Abdelmadjid Tebboune lors d'une conférence de presse à Alger, le 24 novembre 2019. © Fateh Guidoum/AP/SIPA

Abdelmadjid Tebboune lors d'une conférence de presse à Alger, le 24 novembre 2019. © Fateh Guidoum/AP/SIPA

En Algérie aussi, l’initiative constitutionnelle est comme suspendue. Annoncée pour mi-mars, une première mouture de réforme a finalement été remise au chef de l’État Abdelmadjid Tebboune, le 24 mars. Sa publication, en revanche, est reportée « jusqu’à ce que les conditions s’améliorent », pour reprendre les termes du communiqué présidentiel.

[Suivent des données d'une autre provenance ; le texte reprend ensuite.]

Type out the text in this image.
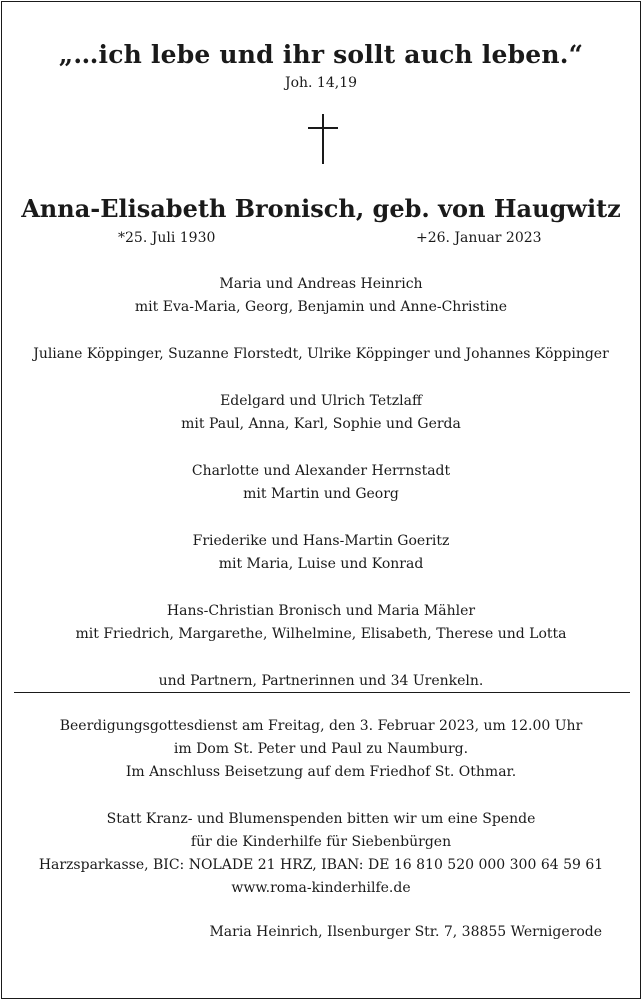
„…ich lebe und ihr sollt auch leben.“
Joh. 14,19
Anna-Elisabeth Bronisch, geb. von Haugwitz
*25. Juli 1930	+26. Januar 2023

Maria und Andreas Heinrich

mit Eva-Maria, Georg, Benjamin und Anne-Christine

Juliane Köppinger, Suzanne Florstedt, Ulrike Köppinger und Johannes Köppinger

Edelgard und Ulrich Tetzlaff

mit Paul, Anna, Karl, Sophie und Gerda

Charlotte und Alexander Herrnstadt

mit Martin und Georg

Friederike und Hans-Martin Goeritz

mit Maria, Luise und Konrad

Hans-Christian Bronisch und Maria Mähler

mit Friedrich, Margarethe, Wilhelmine, Elisabeth, Therese und Lotta

und Partnern, Partnerinnen und 34 Urenkeln.

Beerdigungsgottesdienst am Freitag, den 3. Februar 2023, um 12.00 Uhr

im Dom St. Peter und Paul zu Naumburg.

Im Anschluss Beisetzung auf dem Friedhof St. Othmar.

Statt Kranz- und Blumenspenden bitten wir um eine Spende

für die Kinderhilfe für Siebenbürgen

Harzsparkasse, BIC: NOLADE 21 HRZ, IBAN: DE 16 810 520 000 300 64 59 61

www.roma-kinderhilfe.de

Maria Heinrich, Ilsenburger Str. 7, 38855 Wernigerode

Depuis que la crise du Covid-19 s’est intensifiée, ce projet central d’Abdelmadjid Tebboune a été mis en pause. « Vu le contexte que traverse le pays en affrontant la pandémie du coronavirus, la distribution du document aux personnalités nationales, aux chefs de partis politiques, aux syndicats, aux associations, aux organisations de la société civile et aux médias a été reportée », note le communiqué. Ni la révision de la Constitution ni celle de la loi électorale – autre chantier d’ampleur – n’ont été mentionnées lors des deux derniers conseils des ministres, consacrés en majorité à la gestion de la pandémie.

Abdelmadjid Tebboune a par ailleurs informé ses ministres lors du conseil du 22 mars de sa décision de reporter l’examen du projet de loi de finances complémentaire jusqu’à « l’évaluation des répercussions » des mesures financières prises récemment et de l’évolution de la situation mondiale, notamment en ce qui concerne les cours des hydrocarbures, le baril se maintenant sous les 30 dollars ces deux dernières semaines.